Calling dance a "spiritually transforming" experience, Soumi learnt Odissi (a style she chose because of  its grace and lilt) from Sulakshna Sen, Aparna Gandhi and is currently a student of Guru Sharon Lowen, an internationally aclaimed dancer. Soumi started learning the art form when she was in her mid-thirties, wanting to explore Tagore's creation through this form. 

For Tanya, fitness was always a priority but she didn't think of taking it to a larger community till the birth of her second child.

"My second child's health issues drove me up the wall. I was turning into a different person whom I personally did not like. I knew I couldn’t work full time anymore. And I didn’t want to either.  It was time to make a pact with myself – let go, get depressed, cut off or gather myself, focus on my strengths, do what I am good at and still be around for my kids 24/7," she says.

That's how Tanya set up her fitness blog, combining her twin loves of writing and working out.  

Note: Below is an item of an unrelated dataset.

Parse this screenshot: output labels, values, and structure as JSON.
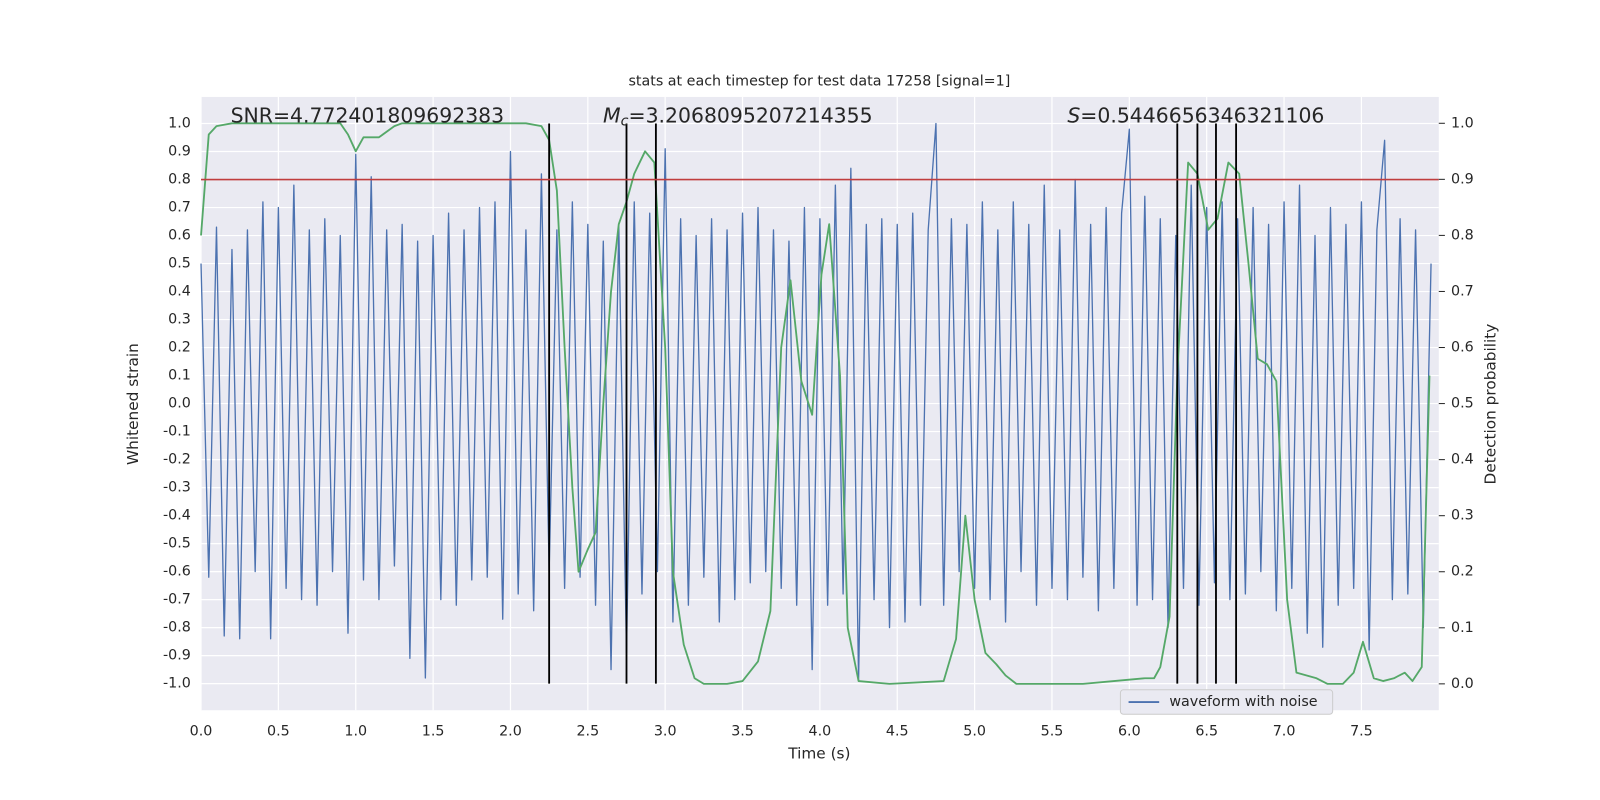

Considering Shailaja visualised frames in every detail of life, it wasn't surprising that she turned to photography. "While walking down the street, at home, while reading...I could see images and always wanted to capture those," she recalls. Shailaja is also a writer. Though she herself is absent from the pictures in this series, her creativity is evident in the frames that she has captured. 

All three of them have supportive families who gave them the time and space to pursue their passions.

The idea for the photo series happened over a cup of coffee when the three friends met and caught up with their lives.

"We wanted to do it artfully through which our kinesthetic and aesthetic sensibilities could find a vent," says Tanya. 

Shot in Hauz Khas, the pictures weren't only about the three of them though.

"The sole idea was to encourage more and more number of women to stop giving up with age. They need to live and cherish each moment, each stage of life. We wanted to tell them to live life when they were still alive," says Shailaja. 

As Soumi calls it, this is their "second innings" and they're glad they have initiated it.